Makin meningkatnya kerjasama Angkatan Laut mendorong beberapa negara mengajukan sejumlah inisiatif baru yang bersifat multinasional dan lintas kawasan. Satu di antaranya adalah Thousand-Ship Navy/Global Maritime Partnership yang digagas oleh Laksamana Mike Mullen saat menjabat U.S. of Naval Operations. Ide itu dilontarkan untuk membangun kapasitas Angkatan Laut sedunia untuk memberikan keamanan pada domain maritim pada abad ke-21.[v] Meskipun gagasan itu kurang bersambut dan tidak dilanjutkan oleh Laksamana Gary Roughead, namun gagasan itu mencerminkan bahwa kerjasama Angkatan Laut merupakan kebutuhan bagi semua pihak untuk menjamin stabilitas keamanan dan perdamaian dunia.
Di depan Mediterranean Regional Seapower Symposium 2006 di Venesia, Italia dan Western Pacific Naval Symposium 2006 di Hawaii, Mullen menyerukan untuk sudah waktunya to move beyond dialogue and to take tangible steps that would powerful ideas to work at sea.[vi] Seperti diketahui, forum Angkatan Laut regional seperti WPNS merupakan wadah bagi flag officers dari berbagai negara untuk mendiskusikan kerjasama yang dapat dijalin sebagai respon terhadap perkembangan lingkungan strategis. Berkembangnya forum Angkatan Laut regional seperti WPNS sebenarnya mengikuti kecenderungan umum pasca Perang Dingin yang terjadi di dunia.
Kecenderungan dimaksud yaitu regionalisme, yang pada bidang politik dan ekonomi dapat dilihat dari terbentuk organisasi kawasan dan kawasan perdagangan bebas. Adapun dari bidang militer adalah terbentuk ikatan-ikatan yang lebih banyak tidak resmi untuk menjalin kerjasama militer pada setiap kawasan. Kecenderungan regionalisme juga terjadi di lingkungan Angkatan Laut kawasan, sehingga tercipta sejumlah kerjasama Angkatan Laut kawasan dalam bentuk multilateral.

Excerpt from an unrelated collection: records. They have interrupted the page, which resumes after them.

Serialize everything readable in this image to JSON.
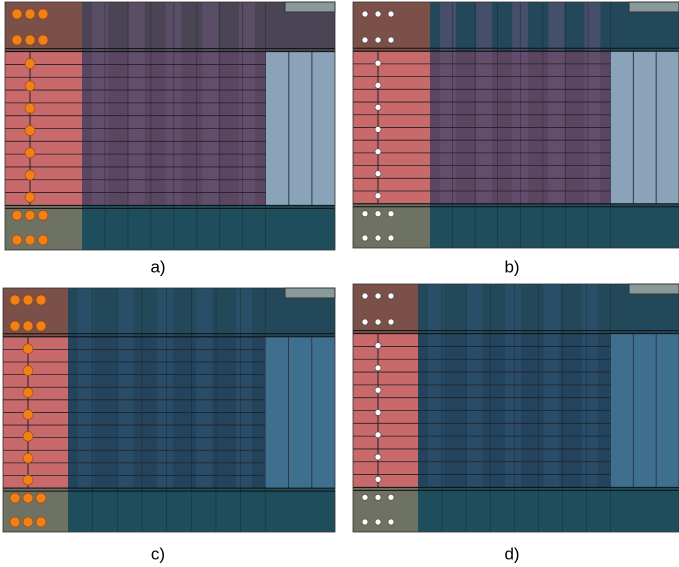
{
  "panels": [
    {
      "label": "a)"
    },
    {
      "label": "b)"
    },
    {
      "label": "c)"
    },
    {
      "label": "d)"
    }
  ]
}
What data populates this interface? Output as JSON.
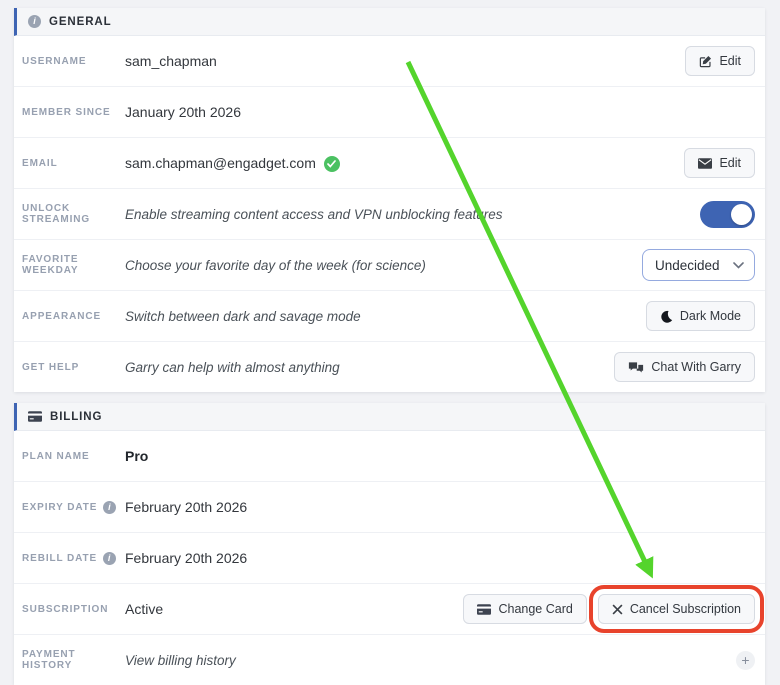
{
  "colors": {
    "accent_blue": "#3e64b3",
    "select_border": "#95aadf",
    "arrow_green": "#54d42c",
    "highlight_red": "#e8432c",
    "success_green": "#4bc162"
  },
  "sections": [
    {
      "id": "general",
      "icon": "info-icon",
      "title": "GENERAL",
      "rows": [
        {
          "label": "USERNAME",
          "value": "sam_chapman",
          "actions": [
            {
              "icon": "edit-pencil-icon",
              "label": "Edit"
            }
          ]
        },
        {
          "label": "MEMBER SINCE",
          "value": "January 20th 2026"
        },
        {
          "label": "EMAIL",
          "value": "sam.chapman@engadget.com",
          "verified": true,
          "actions": [
            {
              "icon": "envelope-icon",
              "label": "Edit"
            }
          ]
        },
        {
          "label": "UNLOCK STREAMING",
          "value": "Enable streaming content access and VPN unblocking features",
          "italic": true,
          "control": {
            "type": "toggle",
            "state": "on"
          }
        },
        {
          "label": "FAVORITE WEEKDAY",
          "value": "Choose your favorite day of the week (for science)",
          "italic": true,
          "control": {
            "type": "select",
            "value": "Undecided"
          }
        },
        {
          "label": "APPEARANCE",
          "value": "Switch between dark and savage mode",
          "italic": true,
          "actions": [
            {
              "icon": "moon-icon",
              "label": "Dark Mode"
            }
          ]
        },
        {
          "label": "GET HELP",
          "value": "Garry can help with almost anything",
          "italic": true,
          "actions": [
            {
              "icon": "chat-icon",
              "label": "Chat With Garry"
            }
          ]
        }
      ]
    },
    {
      "id": "billing",
      "icon": "credit-card-icon",
      "title": "BILLING",
      "rows": [
        {
          "label": "PLAN NAME",
          "value": "Pro",
          "bold": true
        },
        {
          "label": "EXPIRY DATE",
          "label_info": true,
          "value": "February 20th 2026"
        },
        {
          "label": "REBILL DATE",
          "label_info": true,
          "value": "February 20th 2026"
        },
        {
          "label": "SUBSCRIPTION",
          "value": "Active",
          "actions": [
            {
              "icon": "credit-card-icon",
              "label": "Change Card"
            },
            {
              "icon": "x-icon",
              "label": "Cancel Subscription",
              "highlighted": true
            }
          ]
        },
        {
          "label": "PAYMENT HISTORY",
          "value": "View billing history",
          "italic": true,
          "actions": [
            {
              "icon": "plus-icon",
              "label": "",
              "round": true
            }
          ]
        }
      ]
    }
  ],
  "annotations": {
    "arrow": {
      "description": "green arrow pointing to Cancel Subscription button"
    },
    "highlight": {
      "description": "red box around Cancel Subscription button"
    }
  }
}
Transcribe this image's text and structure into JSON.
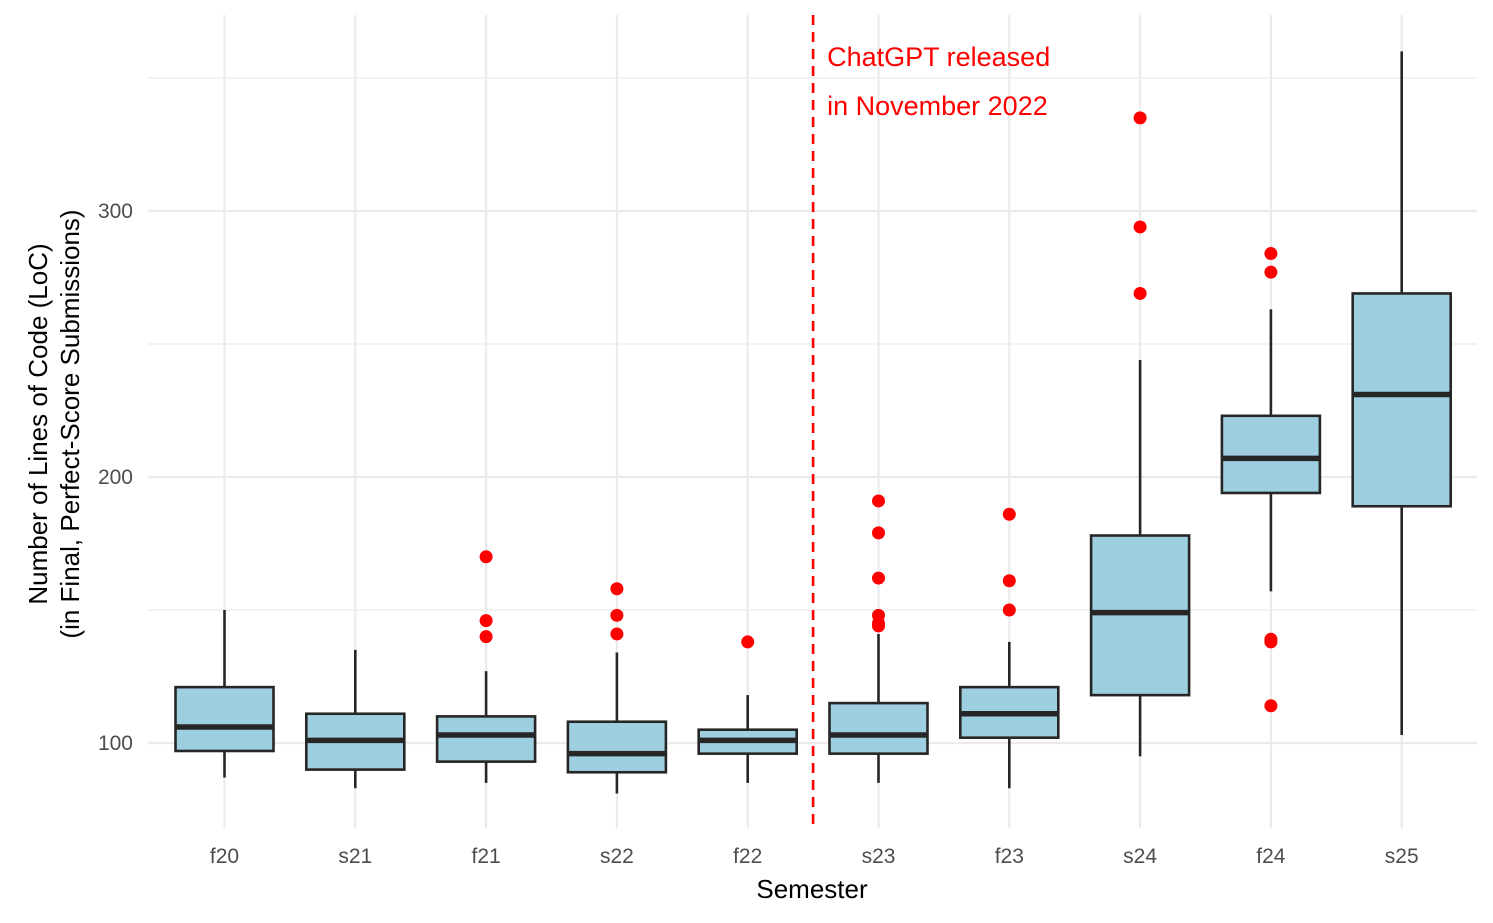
{
  "chart_data": {
    "type": "boxplot",
    "title": "",
    "xlabel": "Semester",
    "ylabel_line1": "Number of Lines of Code (LoC)",
    "ylabel_line2": "(in Final, Perfect-Score Submissions)",
    "ylim": [
      60,
      370
    ],
    "yticks": [
      100,
      200,
      300
    ],
    "grid": true,
    "categories": [
      "f20",
      "s21",
      "f21",
      "s22",
      "f22",
      "s23",
      "f23",
      "s24",
      "f24",
      "s25"
    ],
    "boxes": [
      {
        "label": "f20",
        "whisker_low": 87,
        "q1": 97,
        "median": 106,
        "q3": 121,
        "whisker_high": 150,
        "outliers": []
      },
      {
        "label": "s21",
        "whisker_low": 83,
        "q1": 90,
        "median": 101,
        "q3": 111,
        "whisker_high": 135,
        "outliers": []
      },
      {
        "label": "f21",
        "whisker_low": 85,
        "q1": 93,
        "median": 103,
        "q3": 110,
        "whisker_high": 127,
        "outliers": [
          140,
          146,
          170
        ]
      },
      {
        "label": "s22",
        "whisker_low": 81,
        "q1": 89,
        "median": 96,
        "q3": 108,
        "whisker_high": 134,
        "outliers": [
          141,
          148,
          158
        ]
      },
      {
        "label": "f22",
        "whisker_low": 85,
        "q1": 96,
        "median": 101,
        "q3": 105,
        "whisker_high": 118,
        "outliers": [
          138
        ]
      },
      {
        "label": "s23",
        "whisker_low": 85,
        "q1": 96,
        "median": 103,
        "q3": 115,
        "whisker_high": 141,
        "outliers": [
          144,
          145,
          148,
          162,
          179,
          191
        ]
      },
      {
        "label": "f23",
        "whisker_low": 83,
        "q1": 102,
        "median": 111,
        "q3": 121,
        "whisker_high": 138,
        "outliers": [
          150,
          161,
          186
        ]
      },
      {
        "label": "s24",
        "whisker_low": 95,
        "q1": 118,
        "median": 149,
        "q3": 178,
        "whisker_high": 244,
        "outliers": [
          269,
          294,
          335
        ]
      },
      {
        "label": "f24",
        "whisker_low": 157,
        "q1": 194,
        "median": 207,
        "q3": 223,
        "whisker_high": 263,
        "outliers": [
          114,
          138,
          139,
          277,
          284
        ]
      },
      {
        "label": "s25",
        "whisker_low": 103,
        "q1": 189,
        "median": 231,
        "q3": 269,
        "whisker_high": 360,
        "outliers": []
      }
    ],
    "annotation": {
      "line1": "ChatGPT released",
      "line2": "in November 2022",
      "between": [
        "f22",
        "s23"
      ],
      "color": "#ff0000"
    },
    "colors": {
      "box_fill": "#9ecfe0",
      "box_stroke": "#262626",
      "outlier": "#ff0000",
      "grid": "#ebebeb",
      "vline": "#ff0000"
    }
  }
}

Salah satu dasar dari regionalisme di bidang keamanan adalah Bab VIII Piagam PBB, di mana organisasi regional didorong untuk melaksanakan langkah awal untuk memecahkan sengketa dan Dewan Keamanan PBB dapat menggunakan organisasi itu, bila dipandang perlu, untuk tindakan penegakan (enforcement).[vii] Apabila ditarik ke dalam konteks Asia Pasifik, wilayah ini merupakan satu-satunya kawasan di dunia yang belum mempunyai organisasi regional untuk menata keamanan kawasan. Yang eksis adalah beragam jaringan kerjasama dengan Amerika Serikat sebagai titik simpulnya.
Eksistensi WPNS sejak 1988 sebagai wadah kerjasama Angkatan Laut kawasan Asia Pasifik cukup efektif untuk meningkatkan interaksi antar Angkatan Laut guna confidence building measure. Interaksi antar Angkatan Laut sangat penting di kawasan, karena tidak sedikit Angkatan Laut yang saling berhadapan karena sengketa wilayah maritim. Kini WPNS selain telah menghasilkan dokumen seperti Multinational Force Standing Operating Procedures (MNF-SOP) dan Code for Unalerted Encounters At Sea (CUES), juga sudah melaksanakan sejumlah kegiatan latihan bersama seperti Western Pacific Mine-Countermeasures (MCM) and Diving Exercise, Tactical Training Center Exercise (TTCEX), WPNS Multilateral Sea Exercise (WMSX) dan EXTAC 1000 series SOP. Latihan bersama antara lain bertujuan untuk membangun interoperability antar Angkatan Laut, karena sebagian dari ancaman dan tantangan di laut seperti isu keamanan maritim kawasan dan perlindungan SLOC harus direspon bersama.
Ancaman dan tantangan serupa pula yang mendorong kerjasama Angkatan Laut di luar WPNS di kawasan Asia Pasifik, baik bilateral maupun multilateral.
Seperti Indian Ocean Naval Symposium (IONS), MALSINDO Coordinated Patrol, program Integrated Maritime Surveillance System (IMSS) dalam bingkai Section 1206 dan 1207, PASSEX, CARAT, RIMPAC dan CARAT. Apabila dipetakan, agenda-agenda kerjasama Angkatan Laut di kawasan sangat padat dalam satu tahun, yang sebagian dapat dimaknai sebagai kebutuhan bersama terhadap keamanan maritim.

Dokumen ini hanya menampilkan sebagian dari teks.